$include_dir="/home/hyper-archives/boost/include"; include("$include_dir/msg-header.inc") ?>
Subject: Re: [boost] Proposal: MapReduce library (single machine)
From: Joel Falcou (joel.falcou_at_[hidden])
Date: 2009-06-16 02:19:05
Craig Henderson wrote:
> I've already answered this in other threads... the scheduling is implemented
> in a policy class so other threading approaches can be used. Current
> implementations are Sequential (single thread Map followed by Reduce
> phases), and CPU Parallel to maximize CPU core utilization.
>
I saw that, the question was, for your parallel scheduler, how do you
generate
worklaod for each processor ?
> I'm running some tests and will update the site with performance comparisons
> shortly
>
Great
> The idea of MapReduce is to map (k1,v1) --> list(k2,v2) and then reduce
> (k2,list(v2)) --> list(v2). This inevitably requires iteration over
> collections. A generic Map & Reduce task could be written to delegate to
> sequential functions as you suggest, but I see this as an extension to the
> library rather than a core component.
Well, canonically, running a map function only require the
(k1,v1)->(k2,v2) funcion.
The sequence iteration is leveraged by the map skeleton. Similary for
Reduce where
a fold like function is strictly needed. Having to specify how to
iterate over the sequence
is uneeded IMHO and add clutter to what you need to write. I don't see
an actual improvement on this
point if I still have to iterate myself on my data and just use yopur
tool to generate the scheduling.
I can do it by hand with a thread_pool and it won't be more verbose.

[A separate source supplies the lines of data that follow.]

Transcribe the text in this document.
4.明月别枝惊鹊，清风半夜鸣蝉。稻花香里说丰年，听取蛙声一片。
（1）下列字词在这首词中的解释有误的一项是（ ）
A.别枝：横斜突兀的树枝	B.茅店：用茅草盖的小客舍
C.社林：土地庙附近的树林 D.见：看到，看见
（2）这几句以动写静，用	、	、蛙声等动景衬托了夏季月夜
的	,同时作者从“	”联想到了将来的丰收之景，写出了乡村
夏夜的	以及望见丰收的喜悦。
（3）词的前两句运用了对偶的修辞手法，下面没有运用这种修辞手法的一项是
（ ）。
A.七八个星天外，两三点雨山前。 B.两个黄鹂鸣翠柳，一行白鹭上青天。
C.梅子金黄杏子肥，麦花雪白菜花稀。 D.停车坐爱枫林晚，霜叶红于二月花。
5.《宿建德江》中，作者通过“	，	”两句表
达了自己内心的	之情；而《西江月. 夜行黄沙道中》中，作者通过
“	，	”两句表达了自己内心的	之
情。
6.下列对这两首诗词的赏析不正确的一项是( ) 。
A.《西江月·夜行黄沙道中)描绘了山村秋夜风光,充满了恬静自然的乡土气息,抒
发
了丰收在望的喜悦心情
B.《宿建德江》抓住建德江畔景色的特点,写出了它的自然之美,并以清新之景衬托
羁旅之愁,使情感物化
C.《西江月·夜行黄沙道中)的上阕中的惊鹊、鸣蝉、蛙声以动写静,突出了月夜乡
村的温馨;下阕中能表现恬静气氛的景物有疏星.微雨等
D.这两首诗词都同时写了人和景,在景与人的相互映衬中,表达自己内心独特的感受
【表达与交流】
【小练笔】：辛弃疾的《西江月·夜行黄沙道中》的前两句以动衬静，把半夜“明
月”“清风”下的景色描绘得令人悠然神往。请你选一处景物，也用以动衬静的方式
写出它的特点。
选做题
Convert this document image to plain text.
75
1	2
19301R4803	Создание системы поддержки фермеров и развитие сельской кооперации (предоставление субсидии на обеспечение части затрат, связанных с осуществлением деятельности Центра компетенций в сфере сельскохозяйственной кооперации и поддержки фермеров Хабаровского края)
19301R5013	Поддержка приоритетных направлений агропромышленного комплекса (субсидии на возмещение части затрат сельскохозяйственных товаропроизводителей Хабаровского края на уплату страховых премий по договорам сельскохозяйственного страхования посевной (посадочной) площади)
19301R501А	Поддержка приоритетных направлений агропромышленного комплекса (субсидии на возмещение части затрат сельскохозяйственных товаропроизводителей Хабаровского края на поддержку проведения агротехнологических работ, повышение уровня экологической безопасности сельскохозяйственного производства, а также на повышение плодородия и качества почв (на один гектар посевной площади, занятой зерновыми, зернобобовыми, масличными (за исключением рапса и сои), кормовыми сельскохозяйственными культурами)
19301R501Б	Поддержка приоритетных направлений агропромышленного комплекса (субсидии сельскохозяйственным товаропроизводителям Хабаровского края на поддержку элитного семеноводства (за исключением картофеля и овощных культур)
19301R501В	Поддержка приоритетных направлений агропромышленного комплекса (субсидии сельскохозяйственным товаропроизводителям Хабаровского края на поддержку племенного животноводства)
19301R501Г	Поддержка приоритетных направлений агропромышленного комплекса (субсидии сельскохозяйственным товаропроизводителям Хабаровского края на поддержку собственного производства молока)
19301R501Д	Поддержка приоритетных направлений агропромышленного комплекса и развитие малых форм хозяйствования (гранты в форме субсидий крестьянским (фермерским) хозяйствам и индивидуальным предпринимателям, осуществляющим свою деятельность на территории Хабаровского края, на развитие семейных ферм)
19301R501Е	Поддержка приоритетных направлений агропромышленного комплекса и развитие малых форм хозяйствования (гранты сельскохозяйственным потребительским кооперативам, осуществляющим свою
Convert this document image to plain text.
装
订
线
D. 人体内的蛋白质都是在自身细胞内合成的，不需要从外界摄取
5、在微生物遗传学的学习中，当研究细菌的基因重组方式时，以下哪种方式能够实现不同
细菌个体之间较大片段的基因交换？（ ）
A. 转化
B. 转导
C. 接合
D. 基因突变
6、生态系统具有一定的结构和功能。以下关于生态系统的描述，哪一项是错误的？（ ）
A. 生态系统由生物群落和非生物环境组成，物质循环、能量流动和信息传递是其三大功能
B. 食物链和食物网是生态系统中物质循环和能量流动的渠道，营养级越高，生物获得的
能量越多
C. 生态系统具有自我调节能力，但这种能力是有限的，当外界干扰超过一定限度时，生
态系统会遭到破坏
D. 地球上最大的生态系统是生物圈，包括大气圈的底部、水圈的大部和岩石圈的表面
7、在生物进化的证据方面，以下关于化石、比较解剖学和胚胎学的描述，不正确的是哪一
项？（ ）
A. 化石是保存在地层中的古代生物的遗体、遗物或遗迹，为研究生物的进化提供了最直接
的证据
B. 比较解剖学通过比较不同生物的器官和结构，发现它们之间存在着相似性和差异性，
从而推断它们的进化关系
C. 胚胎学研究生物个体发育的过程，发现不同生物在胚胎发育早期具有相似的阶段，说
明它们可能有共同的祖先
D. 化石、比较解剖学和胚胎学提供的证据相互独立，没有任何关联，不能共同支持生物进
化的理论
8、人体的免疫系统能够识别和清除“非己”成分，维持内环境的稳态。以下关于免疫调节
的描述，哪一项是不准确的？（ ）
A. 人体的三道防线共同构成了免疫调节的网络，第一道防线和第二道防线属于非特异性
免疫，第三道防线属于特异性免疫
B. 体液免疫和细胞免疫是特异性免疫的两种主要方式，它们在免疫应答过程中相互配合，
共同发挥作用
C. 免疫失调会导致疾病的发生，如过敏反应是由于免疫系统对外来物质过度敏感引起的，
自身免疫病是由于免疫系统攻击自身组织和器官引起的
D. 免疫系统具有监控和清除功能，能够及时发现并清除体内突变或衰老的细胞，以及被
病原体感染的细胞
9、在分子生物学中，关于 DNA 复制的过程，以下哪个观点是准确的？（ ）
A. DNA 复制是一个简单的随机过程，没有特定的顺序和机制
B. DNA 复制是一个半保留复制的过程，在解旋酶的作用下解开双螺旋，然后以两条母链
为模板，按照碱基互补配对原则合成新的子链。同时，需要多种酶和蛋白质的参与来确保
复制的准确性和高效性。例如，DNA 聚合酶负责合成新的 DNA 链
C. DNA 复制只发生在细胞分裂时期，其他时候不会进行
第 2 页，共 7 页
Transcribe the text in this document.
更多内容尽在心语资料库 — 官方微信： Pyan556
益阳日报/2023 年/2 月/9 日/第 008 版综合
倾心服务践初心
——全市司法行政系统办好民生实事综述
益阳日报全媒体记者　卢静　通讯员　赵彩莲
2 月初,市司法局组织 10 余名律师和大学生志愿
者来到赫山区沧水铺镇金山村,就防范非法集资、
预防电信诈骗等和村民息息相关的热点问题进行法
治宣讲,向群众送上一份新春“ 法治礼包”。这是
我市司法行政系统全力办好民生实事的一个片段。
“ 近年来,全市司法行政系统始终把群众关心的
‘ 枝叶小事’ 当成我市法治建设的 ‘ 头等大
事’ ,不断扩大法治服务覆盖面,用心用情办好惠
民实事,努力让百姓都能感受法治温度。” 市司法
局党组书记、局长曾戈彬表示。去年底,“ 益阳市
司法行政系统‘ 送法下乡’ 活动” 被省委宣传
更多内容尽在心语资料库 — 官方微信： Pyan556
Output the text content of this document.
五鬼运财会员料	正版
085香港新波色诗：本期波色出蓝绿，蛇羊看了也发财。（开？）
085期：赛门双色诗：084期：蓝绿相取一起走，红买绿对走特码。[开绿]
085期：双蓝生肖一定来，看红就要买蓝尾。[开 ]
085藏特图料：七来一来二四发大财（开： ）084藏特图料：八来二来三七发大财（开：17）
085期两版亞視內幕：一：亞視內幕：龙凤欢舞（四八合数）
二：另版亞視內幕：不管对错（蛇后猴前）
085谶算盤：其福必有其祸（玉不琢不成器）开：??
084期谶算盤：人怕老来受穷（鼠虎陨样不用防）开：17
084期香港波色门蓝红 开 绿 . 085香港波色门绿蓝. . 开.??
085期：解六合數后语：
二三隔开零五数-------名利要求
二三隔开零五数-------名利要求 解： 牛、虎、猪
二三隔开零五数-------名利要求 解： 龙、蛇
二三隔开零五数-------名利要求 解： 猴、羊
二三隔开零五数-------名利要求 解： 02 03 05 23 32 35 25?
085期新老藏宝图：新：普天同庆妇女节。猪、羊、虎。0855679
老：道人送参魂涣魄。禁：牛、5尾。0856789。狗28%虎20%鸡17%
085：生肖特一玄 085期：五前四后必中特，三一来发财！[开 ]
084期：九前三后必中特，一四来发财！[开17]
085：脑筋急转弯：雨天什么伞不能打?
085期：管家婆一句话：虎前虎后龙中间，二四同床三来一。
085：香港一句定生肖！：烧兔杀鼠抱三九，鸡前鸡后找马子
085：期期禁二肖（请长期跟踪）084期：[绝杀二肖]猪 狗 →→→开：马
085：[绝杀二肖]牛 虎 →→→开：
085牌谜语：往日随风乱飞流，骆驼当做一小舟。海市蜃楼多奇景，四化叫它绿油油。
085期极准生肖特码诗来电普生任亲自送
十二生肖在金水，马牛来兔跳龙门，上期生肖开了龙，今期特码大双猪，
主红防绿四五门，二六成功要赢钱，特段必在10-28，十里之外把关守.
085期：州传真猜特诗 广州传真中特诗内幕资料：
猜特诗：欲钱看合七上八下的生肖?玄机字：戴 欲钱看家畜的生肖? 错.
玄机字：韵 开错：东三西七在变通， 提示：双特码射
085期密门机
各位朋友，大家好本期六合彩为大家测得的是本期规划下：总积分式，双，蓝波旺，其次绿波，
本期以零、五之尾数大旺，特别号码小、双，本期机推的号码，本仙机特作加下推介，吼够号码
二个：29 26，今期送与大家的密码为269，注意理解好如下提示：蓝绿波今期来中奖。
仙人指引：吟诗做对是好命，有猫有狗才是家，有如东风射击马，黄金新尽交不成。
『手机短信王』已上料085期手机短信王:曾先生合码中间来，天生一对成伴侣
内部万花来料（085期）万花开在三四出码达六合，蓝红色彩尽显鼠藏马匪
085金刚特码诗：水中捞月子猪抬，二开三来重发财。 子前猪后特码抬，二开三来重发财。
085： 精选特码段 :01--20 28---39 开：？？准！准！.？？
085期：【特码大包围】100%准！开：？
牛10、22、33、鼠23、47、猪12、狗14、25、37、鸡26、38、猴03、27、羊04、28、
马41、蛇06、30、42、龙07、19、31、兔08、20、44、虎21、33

An "optimal" way to have this should be :
map_reduce<SomeSchedulingPolicy>( input_seq, output_seq, map_func,
reduce_func)
and having xxx_seq be conforming to some IterableSequence concept and
have xxx_func be functions object or PFO conforming
to the standard map/fold prototype. Instrospection on ypes and presence
of given methods/functions then helps finding how to
iterate over the sequence (using type_traits and suc) and generate the
appropriate, optimized iteration code calling map and fold where it should.